Era uma manhã de sexta-feira no início de maio e eu acordei com o som das ondas batendo nas pedras de uma pequena baía na costa do mar Adriático.
O céu estava totalmente nublado e havia um ressoar contínuo de trovões. O tempo esteve ruim desde minha chegada a Montenegro. Naquele dia, a tempestade era forte demais para que o piloto pudesse pousar o avião no qual eu estava viajando, e acabamos aterrissando no país vizinho, a Croácia.
Fui até lá para um encontro de entusiastas da longevidade, pessoas interessadas em estender a vida humana por meio de abordagens biotecnológicas variadas. Um dos participantes, com quem acabei dividindo um taxi para atravessar a fronteira, contou que metade de sua bagagem era de “suplementos e pós”. A maior parte dos participantes parecia estar usando adesivos com o símbolo “longevidade”. Todo mundo era super amigável e a sensação de otimismo era palpável. Todas as pessoas com quem falei estão confiantes de que seremos capazes de encontrar uma forma de retardar ou reverter o envelhecimento. E eles têm planos ousados para acelerar o progresso.
Bem-vindos a Zuzalu
Os seres humanos vêm procurando pela fonte da juventude há milhares de anos. Mas o progresso tem sido lento, para dizer o mínimo. Embora muitas empresas estejam trabalhando para retardar ou reverter o processo, é incrivelmente difícil e custoso realizar estudos para descobrir se um tratamento ajuda a prolongar a vida das pessoas. E órgãos como a Organização Mundial da Saúde nem consideram que o envelhecimento seja uma doença, para começo de conversa.
Agora, há uma comunidade de pessoas trabalhando em uma estrutura alternativa, que pode incluir até o estabelecimento de um estado independente. Envelhecer é “moralmente ruim”, argumentam eles, e é um problema que precisa ser resolvido. Eles percebem os regulamentos atuais como obstáculos ao progresso e reivindicam uma abordagem diferente. Menos burocracia permite mais inovação, dizem. As pessoas deveriam ser encorajadas a testar tratamentos não comprovados em si mesmas se desejarem. E empresas não deveriam se submeter a leis nacionais que limitam a forma como desenvolvem e testam medicamentos.
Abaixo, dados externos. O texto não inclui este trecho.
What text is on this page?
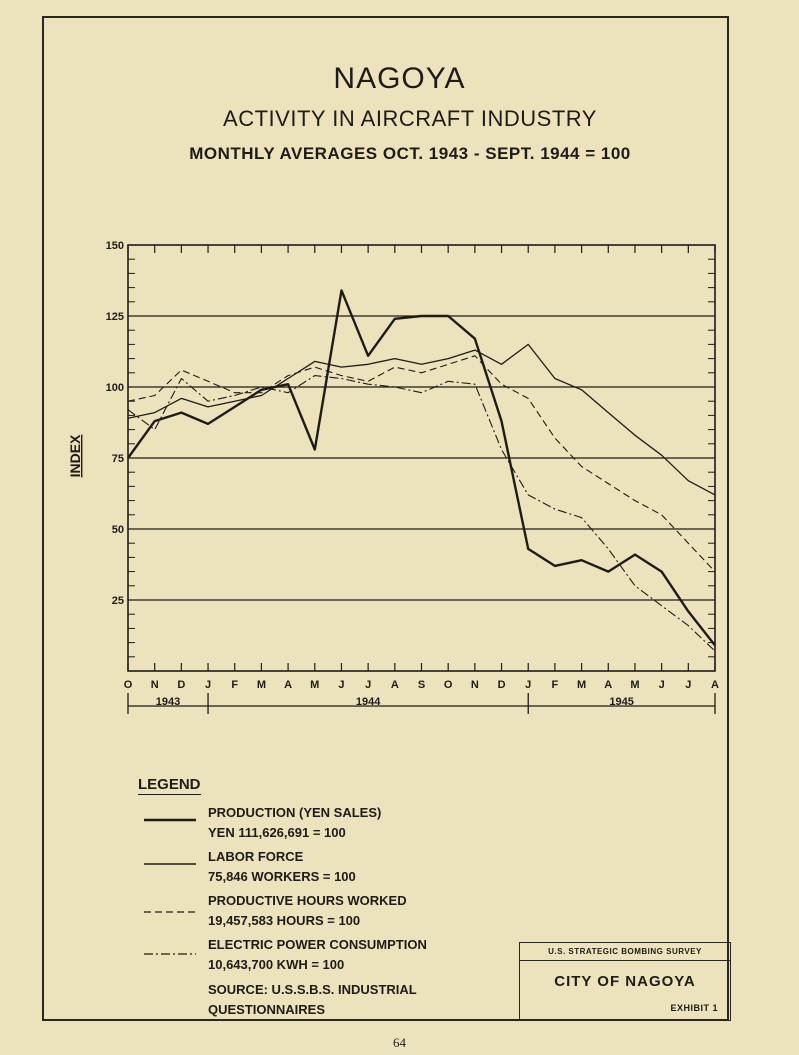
NAGOYA
ACTIVITY IN AIRCRAFT INDUSTRY
MONTHLY AVERAGES OCT. 1943 - SEPT. 1944 = 100
150
125
100
75
50
25
O N D J F M A M J J A S O N D J F M A M J J A
1943	1944	1945
INDEX
LEGEND
PRODUCTION (YEN SALES)
YEN 111,626,691 = 100
LABOR FORCE
75,846 WORKERS = 100
PRODUCTIVE HOURS WORKED
19,457,583 HOURS = 100
ELECTRIC POWER CONSUMPTION
10,643,700 KWH = 100
SOURCE: U.S.S.B.S. INDUSTRIAL
QUESTIONNAIRES
U.S. STRATEGIC BOMBING SURVEY
CITY OF NAGOYA
EXHIBIT 1
64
Cerca de 780 dessas pessoas se reuniram nessa cidade temporária em Montenegro para debater formas de criar um estado assim, onde inovadores com ideologias parecidas possam trabalhar juntos em uma jurisdição completamente nova, que lhes dê total liberdade para se automedicar com drogas não testadas. Alguns dos participantes eram apenas visitantes, estavam de passagem. Mas os mais dedicados entre eles já viviam no local há quase dois meses. Bem-vindos a Zuzalu.
Eu soube de Zuzalu por meio de um contato que investe em tecnologias da longevidade. O encontro, realizado em um resort de luxo em Tivat, Montenegro, se encerrou no final de maio. Cada semana tinha um tema diferente, indo da biologia sintética à Inteligência Artificial, embora o enfoque fosse sempre longevidade, criptomoedas e a ideia de criar novas jurisdições.
“Zuzalu não é apenas uma conferência”, Laurence Ion, um dos principais organizadores, disse à audiência do evento. “É um experimento de coabitação e descoberta de como seria a presença física de uma tribo formada online.” O conceito foi pensado por Vitalik Buterin, inventor da criptomoeda Ethereum, embora os organizadores tenham enfatizado o esforço colaborativo.
A palavra Zuzalu não tem qualquer significado, disse a coorganizadora Janine Leger, que trabalha na Gitcoin, uma plataforma de blockchain. O nome foi criado usando o ChatGPT, a partir de múltiplos comandos. O logo do evento também foi gerado por uma IA. Buterin “passou horas trabalhando nisso”, contou Leger.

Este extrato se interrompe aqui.